CPU-intensive operations

CPU-bound work — data transformation, image processing, numerical computation — presents a different challenge. Even when run on a thread, CPU-intensive Python code can contend with the event loop due to the GIL (Global Interpreter Lock).

For CPU-heavy work, use a dedicated, smaller thread pool (or process pool) so that these tasks are queued and do not saturate the default executor:

import asyncio
from concurrent.futures import ThreadPoolExecutor
from workflows import Workflow, step
from workflows.events import Event, StartEvent, StopEvent


# A small, dedicated pool for CPU-bound work.
# Keeping this small ensures CPU tasks are queued rather than
# overwhelming the system with parallel CPU-bound threads.
cpu_pool = ThreadPoolExecutor(max_workers=2)

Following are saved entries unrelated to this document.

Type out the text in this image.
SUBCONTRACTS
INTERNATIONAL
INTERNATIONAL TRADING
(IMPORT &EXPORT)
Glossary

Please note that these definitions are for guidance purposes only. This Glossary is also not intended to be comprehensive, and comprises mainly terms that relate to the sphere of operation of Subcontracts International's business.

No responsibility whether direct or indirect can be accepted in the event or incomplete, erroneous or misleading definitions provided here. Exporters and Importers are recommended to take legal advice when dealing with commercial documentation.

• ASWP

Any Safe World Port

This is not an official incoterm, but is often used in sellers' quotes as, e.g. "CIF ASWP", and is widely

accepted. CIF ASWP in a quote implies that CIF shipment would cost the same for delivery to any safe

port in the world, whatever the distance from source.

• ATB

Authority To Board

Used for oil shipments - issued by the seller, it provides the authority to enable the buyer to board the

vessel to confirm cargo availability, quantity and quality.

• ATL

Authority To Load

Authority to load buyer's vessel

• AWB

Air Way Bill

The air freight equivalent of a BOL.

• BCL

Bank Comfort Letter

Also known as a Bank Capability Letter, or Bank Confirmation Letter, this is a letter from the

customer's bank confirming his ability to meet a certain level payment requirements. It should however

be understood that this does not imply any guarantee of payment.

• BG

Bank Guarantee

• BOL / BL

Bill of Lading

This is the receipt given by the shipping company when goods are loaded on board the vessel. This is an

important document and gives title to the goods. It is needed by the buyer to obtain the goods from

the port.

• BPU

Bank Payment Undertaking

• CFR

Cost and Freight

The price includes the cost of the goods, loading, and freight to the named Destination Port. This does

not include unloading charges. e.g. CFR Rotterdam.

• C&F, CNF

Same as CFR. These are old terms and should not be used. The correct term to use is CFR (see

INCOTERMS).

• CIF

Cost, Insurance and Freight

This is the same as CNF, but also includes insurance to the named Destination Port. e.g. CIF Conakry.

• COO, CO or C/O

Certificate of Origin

def expensive_computation(data: str) -> str:
    """A CPU-intensive operation, e.g. data parsing or transformation."""
    # Simulate heavy work
    result = data
    for _ in range(1_000_000):
        result = result.strip()
    return result


class ComputeEvent(Event):
    data: str


class CPUWorkflow(Workflow):
    @step
    async def start(self, ev: StartEvent) -> ComputeEvent:
        return ComputeEvent(data=ev.input_data)

    @step
    async def compute(self, ev: ComputeEvent) -> StopEvent:
        loop = asyncio.get_running_loop()
        result = await loop.run_in_executor(cpu_pool, expensive_computation, ev.data)
        return StopEvent(result=result)

Key differences from the I/O case:

• Use loop.run_in_executor with an explicit executor instead of asyncio.to_thread so you can control the pool size and type.
• Keep the pool small. A pool of 1–2 workers means CPU tasks queue up rather than competing for CPU time. Adjust based on your workload and available cores.
• Consider a ProcessPoolExecutor for truly CPU-bound work that you want to run outside the GIL. The API is the same — just swap the executor type:

from concurrent.futures import ProcessPoolExecutor

cpu_pool = ProcessPoolExecutor(max_workers=2)

Note that functions submitted to a ProcessPoolExecutor must be picklable (top-level functions, not lambdas or closures).

Summary

Scenario	Solution	Why
Entire step is synchronous	Define the step as def instead of async def	The runtime automatically runs it in a thread pool
Blocking call inside an async def step	await asyncio.to_thread(fn, ...)	Frees the event loop while I/O completes in a thread
CPU-intensive work	await loop.run_in_executor(pool, fn, ...) with a small dedicated pool	Queues heavy computation so it doesn’t starve the event loop or other tasks

The core principle is straightforward: never block the asyncio event loop. For fully synchronous steps, use a plain def and let the framework handle threading. For blocking calls within an async def step, offload them to a thread or process and await the result.